To point the way, we have written; to show the kernel of the mighty fruit of the tree of occult knowledge, will these pages be devoted. But he who would eat of that fruit understandingly, must first plant the tree with his own hands, tend and culture it with a philosopher's patience, and then, and then alone, will it yield to his taste the true knowledge of good and evil, then only will he eat for himself, and not through the senses of another.

We shall conclude this section by another brief excerpt from the pages of the author whose definitions of Rosicrucianism we have given above:

"It is reasonable to conclude, at a period when knowledge was at the highest, and when human powers were, in comparison with ours at the present time, prodigious, that all these indomitable physical efforts - such gigantic achievements as those of the Egyptians, were devoted to a mistake? That the myriads of the Nile were fools, laboring in the dark, and that all the magic of their great men was forgery? or that we, in despising that which we call their superstitious and wasted power, are alone the wise? Not so. There is much more in these old religions than in the audacity of modern denial, in the confidence of these superficial science times and in the derision of these days without faith, we can in the least degree suppose.

"We do not understand; then why should we venture to deride these ancient times?"

Comments

As above, so below, eh? Well, sort of. I don't understand why the author separated soul from spirit in his "Trinity of Elements" idea, but such is life. It is also interesting that the author here states that the spirit is Deity. Whether that is akin to the Wiccan adage that we all contain a part of God/dess is difficult to discern from the author's language.

Another internal inconsistency on the part of the author occurs when he talks glowingly of the construct of a Priest imparting religious beliefs to the people. Strange that he would complain about the sway the priesthood has over people, and then use it as an example of something wonderful. But I digress.

The idea that humankind is a microcosm of the universe is definitely not a new one, and is one espoused by later authors such as Crowley, and by the adage "as above, so below." However, I've always taken that particular argument as being one for polytheism rather than monotheism. Different humans, make for different gods. This is definitely a much more plausible leap, to me, than man is the microcosm of the universe, therefore that means that there is only one god despite the fact that there are so many different types of people of different makeups.

More to come...

"It is to show the results of opinions which arise from countless ages of research into occult truths, that this section has been written."
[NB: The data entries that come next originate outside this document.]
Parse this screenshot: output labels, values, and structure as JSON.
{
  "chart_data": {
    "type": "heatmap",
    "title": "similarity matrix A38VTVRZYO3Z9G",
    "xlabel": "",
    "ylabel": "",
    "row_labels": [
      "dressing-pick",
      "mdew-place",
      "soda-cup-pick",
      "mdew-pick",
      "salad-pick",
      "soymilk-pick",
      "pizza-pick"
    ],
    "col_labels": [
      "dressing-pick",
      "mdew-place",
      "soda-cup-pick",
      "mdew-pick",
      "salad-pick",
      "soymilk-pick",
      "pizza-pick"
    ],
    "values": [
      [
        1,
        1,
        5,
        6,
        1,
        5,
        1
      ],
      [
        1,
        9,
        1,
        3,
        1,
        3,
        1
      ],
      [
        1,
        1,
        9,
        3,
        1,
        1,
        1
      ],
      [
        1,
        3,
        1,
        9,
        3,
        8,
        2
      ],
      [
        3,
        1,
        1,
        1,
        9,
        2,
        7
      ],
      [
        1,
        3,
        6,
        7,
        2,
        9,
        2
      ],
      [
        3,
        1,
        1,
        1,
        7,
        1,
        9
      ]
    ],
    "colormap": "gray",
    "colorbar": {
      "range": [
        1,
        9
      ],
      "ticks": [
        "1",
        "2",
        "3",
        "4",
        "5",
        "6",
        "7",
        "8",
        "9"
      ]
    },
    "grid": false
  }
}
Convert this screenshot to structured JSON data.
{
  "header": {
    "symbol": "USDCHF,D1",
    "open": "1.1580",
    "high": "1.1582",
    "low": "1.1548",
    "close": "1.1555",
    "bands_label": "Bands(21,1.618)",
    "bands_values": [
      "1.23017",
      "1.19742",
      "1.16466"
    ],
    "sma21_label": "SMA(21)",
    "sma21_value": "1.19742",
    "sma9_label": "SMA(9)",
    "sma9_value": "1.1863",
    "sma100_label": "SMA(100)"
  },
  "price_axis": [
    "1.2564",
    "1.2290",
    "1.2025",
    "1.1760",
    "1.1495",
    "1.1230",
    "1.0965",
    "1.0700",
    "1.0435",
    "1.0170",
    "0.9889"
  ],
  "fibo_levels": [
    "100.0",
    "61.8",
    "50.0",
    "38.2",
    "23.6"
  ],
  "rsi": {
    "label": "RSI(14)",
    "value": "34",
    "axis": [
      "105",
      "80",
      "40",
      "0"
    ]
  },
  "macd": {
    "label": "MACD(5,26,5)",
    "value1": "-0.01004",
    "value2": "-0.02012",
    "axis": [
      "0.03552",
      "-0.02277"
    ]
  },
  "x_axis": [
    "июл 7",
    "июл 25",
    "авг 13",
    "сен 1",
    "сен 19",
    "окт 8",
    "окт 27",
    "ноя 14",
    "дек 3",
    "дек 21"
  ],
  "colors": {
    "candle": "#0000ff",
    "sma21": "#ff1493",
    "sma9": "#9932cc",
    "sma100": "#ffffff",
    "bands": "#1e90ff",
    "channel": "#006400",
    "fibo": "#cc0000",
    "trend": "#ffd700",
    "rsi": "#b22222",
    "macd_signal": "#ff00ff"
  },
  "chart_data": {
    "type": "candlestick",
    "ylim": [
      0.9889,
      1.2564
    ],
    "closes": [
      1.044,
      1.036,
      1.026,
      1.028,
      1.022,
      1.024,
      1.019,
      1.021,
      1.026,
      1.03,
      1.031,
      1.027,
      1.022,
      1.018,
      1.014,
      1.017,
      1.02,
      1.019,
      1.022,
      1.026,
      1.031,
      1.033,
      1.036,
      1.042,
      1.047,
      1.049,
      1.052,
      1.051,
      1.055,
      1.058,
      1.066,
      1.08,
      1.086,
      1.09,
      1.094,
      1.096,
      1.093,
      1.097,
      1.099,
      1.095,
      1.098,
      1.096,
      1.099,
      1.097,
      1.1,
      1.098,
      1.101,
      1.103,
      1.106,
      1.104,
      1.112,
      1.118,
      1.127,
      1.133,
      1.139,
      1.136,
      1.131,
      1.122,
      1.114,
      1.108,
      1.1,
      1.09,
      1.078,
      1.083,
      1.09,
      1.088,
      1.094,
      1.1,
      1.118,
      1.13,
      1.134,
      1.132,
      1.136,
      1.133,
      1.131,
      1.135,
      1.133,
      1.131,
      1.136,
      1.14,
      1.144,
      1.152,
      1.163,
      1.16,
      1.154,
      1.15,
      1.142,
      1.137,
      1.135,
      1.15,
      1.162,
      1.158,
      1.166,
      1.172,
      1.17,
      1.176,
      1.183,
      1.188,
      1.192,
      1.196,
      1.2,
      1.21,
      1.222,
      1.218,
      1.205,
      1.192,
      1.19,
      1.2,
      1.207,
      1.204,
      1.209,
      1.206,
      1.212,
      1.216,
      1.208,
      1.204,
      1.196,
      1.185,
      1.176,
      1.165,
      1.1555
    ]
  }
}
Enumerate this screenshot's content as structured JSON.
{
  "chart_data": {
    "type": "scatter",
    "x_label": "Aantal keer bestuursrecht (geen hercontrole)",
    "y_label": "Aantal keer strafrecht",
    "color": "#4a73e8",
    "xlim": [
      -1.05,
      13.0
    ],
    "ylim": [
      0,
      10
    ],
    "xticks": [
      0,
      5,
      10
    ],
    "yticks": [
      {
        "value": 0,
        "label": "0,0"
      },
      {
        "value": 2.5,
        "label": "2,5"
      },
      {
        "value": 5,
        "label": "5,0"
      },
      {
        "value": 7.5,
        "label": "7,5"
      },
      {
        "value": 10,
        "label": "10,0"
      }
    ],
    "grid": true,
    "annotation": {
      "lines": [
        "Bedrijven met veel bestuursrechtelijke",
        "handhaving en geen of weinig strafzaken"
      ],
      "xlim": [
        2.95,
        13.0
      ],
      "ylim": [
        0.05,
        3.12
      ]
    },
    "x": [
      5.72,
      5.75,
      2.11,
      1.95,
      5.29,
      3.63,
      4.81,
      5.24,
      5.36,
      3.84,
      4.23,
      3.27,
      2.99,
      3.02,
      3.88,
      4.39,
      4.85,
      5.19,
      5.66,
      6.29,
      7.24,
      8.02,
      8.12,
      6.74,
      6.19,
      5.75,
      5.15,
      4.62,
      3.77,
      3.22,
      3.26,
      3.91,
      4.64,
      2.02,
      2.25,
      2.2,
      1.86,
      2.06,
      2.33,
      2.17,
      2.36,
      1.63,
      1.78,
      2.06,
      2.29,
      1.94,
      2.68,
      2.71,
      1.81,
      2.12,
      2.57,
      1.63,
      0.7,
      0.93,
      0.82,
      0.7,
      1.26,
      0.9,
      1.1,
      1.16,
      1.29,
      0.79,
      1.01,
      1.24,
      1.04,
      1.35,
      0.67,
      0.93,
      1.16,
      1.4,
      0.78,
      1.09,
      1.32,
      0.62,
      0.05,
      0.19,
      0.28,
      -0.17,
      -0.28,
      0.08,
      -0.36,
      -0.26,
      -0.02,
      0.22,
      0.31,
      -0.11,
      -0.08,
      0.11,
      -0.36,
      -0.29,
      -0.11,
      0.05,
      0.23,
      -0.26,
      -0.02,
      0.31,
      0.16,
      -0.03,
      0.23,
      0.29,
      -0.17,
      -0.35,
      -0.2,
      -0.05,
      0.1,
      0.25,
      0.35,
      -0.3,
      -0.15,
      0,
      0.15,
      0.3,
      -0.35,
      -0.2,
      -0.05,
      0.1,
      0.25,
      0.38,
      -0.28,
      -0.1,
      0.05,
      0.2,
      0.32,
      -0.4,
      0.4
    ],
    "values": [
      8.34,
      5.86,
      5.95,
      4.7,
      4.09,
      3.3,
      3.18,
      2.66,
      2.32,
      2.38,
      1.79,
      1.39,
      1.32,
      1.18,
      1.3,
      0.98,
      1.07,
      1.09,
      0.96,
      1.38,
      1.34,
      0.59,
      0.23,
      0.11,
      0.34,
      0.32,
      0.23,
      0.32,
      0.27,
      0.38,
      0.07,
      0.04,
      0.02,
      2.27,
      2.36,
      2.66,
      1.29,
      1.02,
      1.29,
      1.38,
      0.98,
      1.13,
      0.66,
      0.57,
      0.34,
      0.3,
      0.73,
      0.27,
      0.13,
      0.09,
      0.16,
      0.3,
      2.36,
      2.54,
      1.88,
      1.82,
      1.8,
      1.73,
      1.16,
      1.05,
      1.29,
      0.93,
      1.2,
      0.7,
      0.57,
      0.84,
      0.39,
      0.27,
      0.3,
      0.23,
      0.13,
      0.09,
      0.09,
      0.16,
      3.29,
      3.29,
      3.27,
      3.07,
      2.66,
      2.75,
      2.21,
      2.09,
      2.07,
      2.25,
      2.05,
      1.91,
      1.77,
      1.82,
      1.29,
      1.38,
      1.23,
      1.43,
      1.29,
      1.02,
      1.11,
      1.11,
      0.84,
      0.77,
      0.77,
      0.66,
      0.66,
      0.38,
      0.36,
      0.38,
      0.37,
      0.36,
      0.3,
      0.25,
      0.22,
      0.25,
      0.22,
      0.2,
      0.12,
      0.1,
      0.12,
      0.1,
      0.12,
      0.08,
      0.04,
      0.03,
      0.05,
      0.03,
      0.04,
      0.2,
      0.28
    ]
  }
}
Interesting quote, and a useful one, but again a confusing one in the context that the author is still so stuck on Judeo-Christian mythology regardless of the fact that older, and more ancient philosophies point to completely different conclusions than the author's adage that all Gods are one.

Another very important glimmer in this chapter is the following: "To point the way, we have written; to show the kernel of the mighty fruit of the tree of occult knowledge, will these pages be devoted. But he who would eat of that fruit understandingly, must first plant the tree with his own hands, tend and culture it with a philosopher's patience, and then, and then alone, will it yield to his taste the true knowledge of good and evil, then only will he eat for himself, and not through the senses of another."

This one line sums up the idea of personal gnosis. It also clearly underscores why today's Wiccan teachings rely so heavily on personal exploration of the self and not teachings from one book or one so-called intermediary. This bright truth gives me reason to hope that the author of this book was on his way to true personal gnosis, and perhaps, if he had been born into a non Christian family (yes, I'm making a huge assumption here, but his railing against priests and the church hierarchy while continuing to deep down believe in some of its philosophies seem to point to this conclusion) perhaps he might have been on his way to a philosophy much more akin to Modern Wicca.